"Le diamant n'est en rien un produit d'investissement, c'est avant tout un achat plaisir"

L’entretien avec MARIE CHABROL, gemmologue et journaliste spécialisée en joaillerie

L’Agefi Actifs. – Comment fonctionne le marché du diamant ?

Marie Chabrol. -  Le secteur du diamant est régulé par les grands groupes de diamantaires qui déterminent le volume de production à mettre sur le marché pour éviter l'effondrement des prix. Ces producteurs organisent régulièrement des présentations appelées « sights » auxquelles ils convient des grossistes expressément accrédités. C'est un marché de gros et non pas de détail. Seules les pierres exceptionnelles peuvent être vendues à l'unité au cours de ventes aux enchères réservées aux professionnels.

Les particuliers ont-ils accès à ces « sights » ?

- Clairement non. Ces salons sont réservés aux acteurs avertis. Le profane qui souhaite acheter un diamant doit obligatoirement passer par un revendeur, lui-même client d'un « sightholder ». Les professionnels ont tenté d'ouvrir le marché aux particuliers à une époque où le secteur avait un peu ralenti. Cela n'a pas duré car les transactions portaient sur de trop petites sommes.

Quels types de pierres s'échangent lors de ces expositions ?

- Il s'agit de diamants bruts non taillés. 95 % des quantités extraites portent sur du diamant industriel, c'est-à-dire des pierres sans qualité intrinsèque destinées à être broyées pour servir d'abrasif. Parmi les pierres précieuses, les diamants de moyenne qualité serviront à la bijouterie, voire à la joaillerie d'entrée de gamme. Seul 1 % des diamants a réellement un caractère exceptionnel.

Qui détermine le prix du diamant ?

- Les diamants s'échangent sur un marché de gré à gré non régulé, il n'existe pas de cours officiel. Le rapport Rapaport sert de référence et publie à titre indicatif les tarifs pratiqués sur le marché. Souvent, il n'y a même pas de prix de mise en vente annoncé car les grossistes connaissent les prix plancher en deçà desquels ils ne remporteront pas les lots. En partant de ce constat, un particulier ne dispose pas des connaissances nécessaires pour apprécier le prix du diamant qui lui est proposé.
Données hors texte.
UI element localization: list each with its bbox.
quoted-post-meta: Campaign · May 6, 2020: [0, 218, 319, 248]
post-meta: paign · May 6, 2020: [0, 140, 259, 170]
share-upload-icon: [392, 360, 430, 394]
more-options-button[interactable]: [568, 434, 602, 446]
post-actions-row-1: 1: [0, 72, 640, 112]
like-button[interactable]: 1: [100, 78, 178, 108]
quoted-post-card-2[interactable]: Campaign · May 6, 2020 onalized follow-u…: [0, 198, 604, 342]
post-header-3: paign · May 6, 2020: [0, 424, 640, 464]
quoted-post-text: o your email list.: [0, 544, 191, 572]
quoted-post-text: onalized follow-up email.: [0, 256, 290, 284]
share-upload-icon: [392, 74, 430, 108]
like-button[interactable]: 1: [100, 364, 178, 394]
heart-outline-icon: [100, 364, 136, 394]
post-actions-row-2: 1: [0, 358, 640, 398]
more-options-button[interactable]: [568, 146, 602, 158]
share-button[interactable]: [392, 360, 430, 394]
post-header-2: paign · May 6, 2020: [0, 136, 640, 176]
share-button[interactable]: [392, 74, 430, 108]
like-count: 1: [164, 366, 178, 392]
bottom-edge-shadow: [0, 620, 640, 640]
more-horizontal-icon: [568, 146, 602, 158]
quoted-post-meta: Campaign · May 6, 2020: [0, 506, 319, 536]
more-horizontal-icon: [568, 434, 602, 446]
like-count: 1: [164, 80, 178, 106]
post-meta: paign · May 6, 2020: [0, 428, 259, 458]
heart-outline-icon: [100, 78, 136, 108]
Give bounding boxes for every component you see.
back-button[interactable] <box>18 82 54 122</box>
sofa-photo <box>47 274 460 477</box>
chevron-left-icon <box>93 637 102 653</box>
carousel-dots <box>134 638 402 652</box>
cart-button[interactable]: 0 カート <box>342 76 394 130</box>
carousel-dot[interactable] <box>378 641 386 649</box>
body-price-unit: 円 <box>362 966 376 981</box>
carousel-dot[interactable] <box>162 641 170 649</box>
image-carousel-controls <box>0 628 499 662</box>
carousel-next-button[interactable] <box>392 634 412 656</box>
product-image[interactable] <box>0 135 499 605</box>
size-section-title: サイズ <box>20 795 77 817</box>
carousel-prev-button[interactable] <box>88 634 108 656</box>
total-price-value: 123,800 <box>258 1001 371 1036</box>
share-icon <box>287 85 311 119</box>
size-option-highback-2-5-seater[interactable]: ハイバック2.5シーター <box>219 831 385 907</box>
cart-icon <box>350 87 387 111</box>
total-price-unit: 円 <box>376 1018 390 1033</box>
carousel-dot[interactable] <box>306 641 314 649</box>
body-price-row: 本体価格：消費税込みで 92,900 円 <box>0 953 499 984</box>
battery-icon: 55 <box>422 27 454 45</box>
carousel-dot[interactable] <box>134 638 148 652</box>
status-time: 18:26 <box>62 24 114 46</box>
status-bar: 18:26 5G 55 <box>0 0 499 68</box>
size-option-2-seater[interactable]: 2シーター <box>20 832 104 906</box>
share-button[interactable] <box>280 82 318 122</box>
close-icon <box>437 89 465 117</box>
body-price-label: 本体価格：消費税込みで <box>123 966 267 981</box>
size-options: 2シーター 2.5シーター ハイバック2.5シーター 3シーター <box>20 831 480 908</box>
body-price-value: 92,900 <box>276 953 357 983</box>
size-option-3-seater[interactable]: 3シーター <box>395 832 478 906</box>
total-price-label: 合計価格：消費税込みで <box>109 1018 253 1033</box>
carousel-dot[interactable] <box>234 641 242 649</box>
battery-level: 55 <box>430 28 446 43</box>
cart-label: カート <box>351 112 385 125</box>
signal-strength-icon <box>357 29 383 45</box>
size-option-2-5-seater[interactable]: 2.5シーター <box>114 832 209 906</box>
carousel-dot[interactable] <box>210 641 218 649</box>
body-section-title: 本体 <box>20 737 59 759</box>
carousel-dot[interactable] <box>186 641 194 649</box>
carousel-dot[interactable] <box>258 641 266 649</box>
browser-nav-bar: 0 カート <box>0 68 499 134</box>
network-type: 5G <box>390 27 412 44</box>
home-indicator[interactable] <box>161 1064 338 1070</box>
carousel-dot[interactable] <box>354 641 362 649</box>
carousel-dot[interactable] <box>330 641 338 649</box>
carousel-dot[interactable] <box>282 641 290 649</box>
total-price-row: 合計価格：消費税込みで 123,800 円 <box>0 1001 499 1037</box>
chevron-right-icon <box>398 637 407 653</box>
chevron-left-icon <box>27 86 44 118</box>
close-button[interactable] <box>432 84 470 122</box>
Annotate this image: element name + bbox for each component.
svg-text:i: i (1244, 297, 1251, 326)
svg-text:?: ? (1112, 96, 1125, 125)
L'un des distributeurs visés par l'AMF propose un diamant de 0,5 carat au prix de 4.412 euros. Ce prix est-il cohérent ?

- Les tarifs varient selon un système de curseur, ce qui signifie que les caractéristiques de la pierre – telles que la taille, la pureté, le poli, la fluorescence – feront invariablement fluctuer les prix. En règle générale, une pierre ronde de 0,5 carat, parfaite à tous les niveaux, se négocie entre 1.800 euros à 2.200 euros la pierre.

Les plus-values annoncées par nombre de commercialisateurs dépassent la barre des 8 %, avec une garantie de hauts rendements à la revente. Ces performances sont-elles réalistes ?

- Il est déjà difficile pour un professionnel de revendre ses pierres à leur prix d'achat alors qu'un particulier réalise une plus-value de 8 %. La garantie annoncée ne peut fonctionner que selon un système pyramidal, de type « pyramide de Ponzi », où les premiers entrés sont rémunérés par les fonds des nouveaux entrants.

Une des sociétés figurant sur la liste noire de l'AMF assure sur son site que « la valeur de ces pierres ne cessera de croître puisque le rendement maximal des mines de diamants sera atteint à l’horizon de 2030. En parallèle, la demande progressera de 6 à 8 % par an ». Cette analyse est-elle exacte ?

- Je n'ai pas d'inquiétude en la matière. Pour faire partie de cette industrie depuis longtemps, il me semble que les chiffres annoncés sont très audacieux. Pour le moment, le marché ne donne pas cette impression. Le secteur n'est réellement tendu que sur les pierres de collection et non pas sur le diamant incolore que ces sociétés commercialisent. En Russie par exemple, on annonce 40 à 50 ans de production sur ce qui est actuellement exploité.

En conclusion, le diamant est-il un produit d'investissement ?

- Je déplore qu'en 2017 il faille encore avertir les investisseurs sur les dangers de ce type d'opération. Le diamant n'est en rien un produit d'investissement, c'est avant tout un achat plaisir dont il ne faut pas espérer de rendement. Une pierre peut à la rigueur devenir un investissement lorsqu'il s'agit d'une pièce d'exception, dont la rareté fait la valeur. Mais on ne parle pas de 4.000 euros d'investissement, le coût d'une telle pierre se chiffre en millions de dollars. Cet investissement peut s'apprécier dans le temps, toutefois il ne faut pas en attendre plus de 2 % à 3 %, de plus-value à la revente, ce qui est déjà très honorable.